Is an all-you-can-read e-book service a financially viable idea? A New York-based startup called Oyster thinks the answer is a resounding "Yes!" Oyster has launched an iPhone app that offers unlimited access to more than 100,000 book titles for a flat $9.95 per month. An iPad version is expected to be released later this month.
Initially, the app is available via an invite, which can be requested on the company's website at blog.oysterbooks.com. This brings the subscription-based idea, pioneered for movies by Netflix and for music by Spotify, to books for the first time.
A variety of genres are included in the service's library, such as international bestsellers, well-known classics, science fiction and biographies. Titles are available from such publishers as HarperCollins, Houghton Mifflin Harcourt, Workman and self-publishing provider Smashwords.
$3 Million Raised
The company said its app was designed specifically for devices, with display, personalized recommendations and navigation optimized for such small devices as smartphones. Books can be accessed via one tap.

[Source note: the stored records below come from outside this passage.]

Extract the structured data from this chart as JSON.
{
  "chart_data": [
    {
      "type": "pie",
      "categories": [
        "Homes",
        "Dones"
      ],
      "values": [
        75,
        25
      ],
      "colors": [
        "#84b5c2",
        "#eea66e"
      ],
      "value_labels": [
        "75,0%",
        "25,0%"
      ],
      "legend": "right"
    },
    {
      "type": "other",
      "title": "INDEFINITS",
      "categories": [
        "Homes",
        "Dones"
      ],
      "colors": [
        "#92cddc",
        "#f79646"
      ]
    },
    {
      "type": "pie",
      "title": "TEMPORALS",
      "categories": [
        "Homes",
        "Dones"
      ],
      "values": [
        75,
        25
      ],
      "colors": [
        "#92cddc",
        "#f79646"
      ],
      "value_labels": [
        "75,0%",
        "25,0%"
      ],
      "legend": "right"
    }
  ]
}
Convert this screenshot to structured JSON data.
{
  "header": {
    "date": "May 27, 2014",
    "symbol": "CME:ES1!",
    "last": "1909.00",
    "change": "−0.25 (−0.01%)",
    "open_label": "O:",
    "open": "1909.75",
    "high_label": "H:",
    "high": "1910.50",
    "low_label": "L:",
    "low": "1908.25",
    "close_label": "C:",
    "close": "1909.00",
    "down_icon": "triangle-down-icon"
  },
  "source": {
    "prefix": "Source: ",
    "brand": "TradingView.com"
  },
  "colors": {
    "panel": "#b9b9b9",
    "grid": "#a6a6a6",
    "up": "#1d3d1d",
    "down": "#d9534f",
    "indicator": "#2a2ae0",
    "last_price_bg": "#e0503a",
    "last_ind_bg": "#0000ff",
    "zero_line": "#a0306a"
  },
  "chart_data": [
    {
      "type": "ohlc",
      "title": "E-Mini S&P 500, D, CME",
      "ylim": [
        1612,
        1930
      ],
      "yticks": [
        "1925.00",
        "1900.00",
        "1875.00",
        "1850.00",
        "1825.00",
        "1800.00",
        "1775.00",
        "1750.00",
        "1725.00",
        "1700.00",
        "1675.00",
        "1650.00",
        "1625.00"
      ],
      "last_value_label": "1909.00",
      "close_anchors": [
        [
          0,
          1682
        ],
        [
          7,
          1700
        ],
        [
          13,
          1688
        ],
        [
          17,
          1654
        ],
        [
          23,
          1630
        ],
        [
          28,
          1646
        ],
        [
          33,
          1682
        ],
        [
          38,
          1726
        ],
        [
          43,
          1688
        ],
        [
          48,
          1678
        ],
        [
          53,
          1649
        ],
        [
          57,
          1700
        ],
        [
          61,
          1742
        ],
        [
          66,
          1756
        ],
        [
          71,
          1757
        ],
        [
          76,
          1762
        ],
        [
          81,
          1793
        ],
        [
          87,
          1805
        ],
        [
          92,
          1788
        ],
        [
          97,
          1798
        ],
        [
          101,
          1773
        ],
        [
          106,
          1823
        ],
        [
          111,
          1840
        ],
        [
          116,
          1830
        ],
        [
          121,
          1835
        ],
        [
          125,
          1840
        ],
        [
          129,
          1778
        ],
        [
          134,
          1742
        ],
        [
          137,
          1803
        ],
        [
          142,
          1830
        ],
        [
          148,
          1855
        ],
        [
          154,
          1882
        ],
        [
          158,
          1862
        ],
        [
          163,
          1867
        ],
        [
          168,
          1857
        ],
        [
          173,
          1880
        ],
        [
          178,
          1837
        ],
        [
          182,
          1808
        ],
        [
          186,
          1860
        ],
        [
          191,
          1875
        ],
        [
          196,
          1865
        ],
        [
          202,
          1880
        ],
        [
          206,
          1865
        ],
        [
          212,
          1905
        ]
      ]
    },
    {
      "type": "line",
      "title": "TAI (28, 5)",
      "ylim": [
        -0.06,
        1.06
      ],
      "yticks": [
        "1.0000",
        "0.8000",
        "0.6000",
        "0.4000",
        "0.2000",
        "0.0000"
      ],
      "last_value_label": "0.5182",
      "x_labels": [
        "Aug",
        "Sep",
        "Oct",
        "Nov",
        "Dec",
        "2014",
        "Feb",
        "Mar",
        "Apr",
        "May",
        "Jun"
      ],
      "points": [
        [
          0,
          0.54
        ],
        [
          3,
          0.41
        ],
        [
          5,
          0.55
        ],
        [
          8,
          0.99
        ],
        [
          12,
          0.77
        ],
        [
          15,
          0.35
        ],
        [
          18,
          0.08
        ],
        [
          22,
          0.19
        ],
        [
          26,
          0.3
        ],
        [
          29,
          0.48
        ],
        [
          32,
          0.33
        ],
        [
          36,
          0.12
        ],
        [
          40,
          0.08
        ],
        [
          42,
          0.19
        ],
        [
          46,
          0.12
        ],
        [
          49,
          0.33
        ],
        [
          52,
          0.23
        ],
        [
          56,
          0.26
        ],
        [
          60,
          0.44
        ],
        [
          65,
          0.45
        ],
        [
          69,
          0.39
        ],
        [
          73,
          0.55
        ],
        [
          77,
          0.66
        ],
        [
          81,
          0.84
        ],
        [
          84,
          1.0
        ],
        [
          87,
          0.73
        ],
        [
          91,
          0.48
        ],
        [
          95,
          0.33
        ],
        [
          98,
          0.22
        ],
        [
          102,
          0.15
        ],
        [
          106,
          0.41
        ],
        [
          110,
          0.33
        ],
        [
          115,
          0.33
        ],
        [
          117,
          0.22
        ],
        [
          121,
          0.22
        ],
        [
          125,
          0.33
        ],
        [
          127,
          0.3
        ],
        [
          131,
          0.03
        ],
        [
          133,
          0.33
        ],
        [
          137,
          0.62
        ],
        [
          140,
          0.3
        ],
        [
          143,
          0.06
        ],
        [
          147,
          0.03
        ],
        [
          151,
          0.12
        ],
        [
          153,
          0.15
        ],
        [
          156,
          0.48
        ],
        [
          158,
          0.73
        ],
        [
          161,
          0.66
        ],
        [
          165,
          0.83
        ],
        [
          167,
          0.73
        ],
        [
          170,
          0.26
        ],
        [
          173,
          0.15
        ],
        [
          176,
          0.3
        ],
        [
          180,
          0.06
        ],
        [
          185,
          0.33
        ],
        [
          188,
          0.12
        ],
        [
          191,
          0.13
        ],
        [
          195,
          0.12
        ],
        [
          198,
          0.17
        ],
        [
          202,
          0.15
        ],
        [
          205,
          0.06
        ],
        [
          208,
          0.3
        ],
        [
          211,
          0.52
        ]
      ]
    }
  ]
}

Readers can search by title or genre, and the service offers recommendations based on topics in the news or popular movies in theaters. Users can follow what their friends are reading, or they can employ a privacy mode that keeps friends from knowing they're reading bodice-rippers. The home screen shows titles that have been selected by editors, and each book has a tab showing related titles.
The company founders -- Eric Stromberg, Andrew Brown and Willem Van Lancker -- created the app in the summer of 2012, and have spent the last year making the arrangements with publishers. Stromberg is a veteran of e-commerce company Hunch, Brown had been a product manager at Google's Doubleclick ad agency, and Van Lancker was the lead designer for Google Maps. The company has raised $3 million from investors.
Make Sense for Publishers?
The company has not made public its financial arrangements with publishers or authors, although a key question is whether Oyster can maintain a successful financial model. If subscription-based e-reading works, then Amazon and Apple will certainly adopt the same model, providing a much larger selection and possibly cheaper prices, as well as much larger user bases with whom to share reading tips. In that case, Oyster may have to specialize in certain kinds of books, or even become a specialized literary social network.
Of course, the same thing had been said about Netflix, which introduced all-you-can-eat monthly movie rentals. Many observers speculated that Blockbuster would blow them out of the water once the model was proven to be popular. But, once Netflix became popular, it had a large and dedicated user base.
The real question is whether this approach makes sense for publishers and authors. It could well make sense for readers of e-books, who can add as many books as desired to their reading lists -- the most recent 10 are available to be downloaded for offline reading.
The company's founders have offered this key selling point to publishers: because a consumer doesn't have to decide whether to spent $12 or $25 on just one new book, more people will just pay an automatically renewable monthly fee to read whatever they want -- potentially resulting in a larger cash flow from more individuals than might otherwise be possible.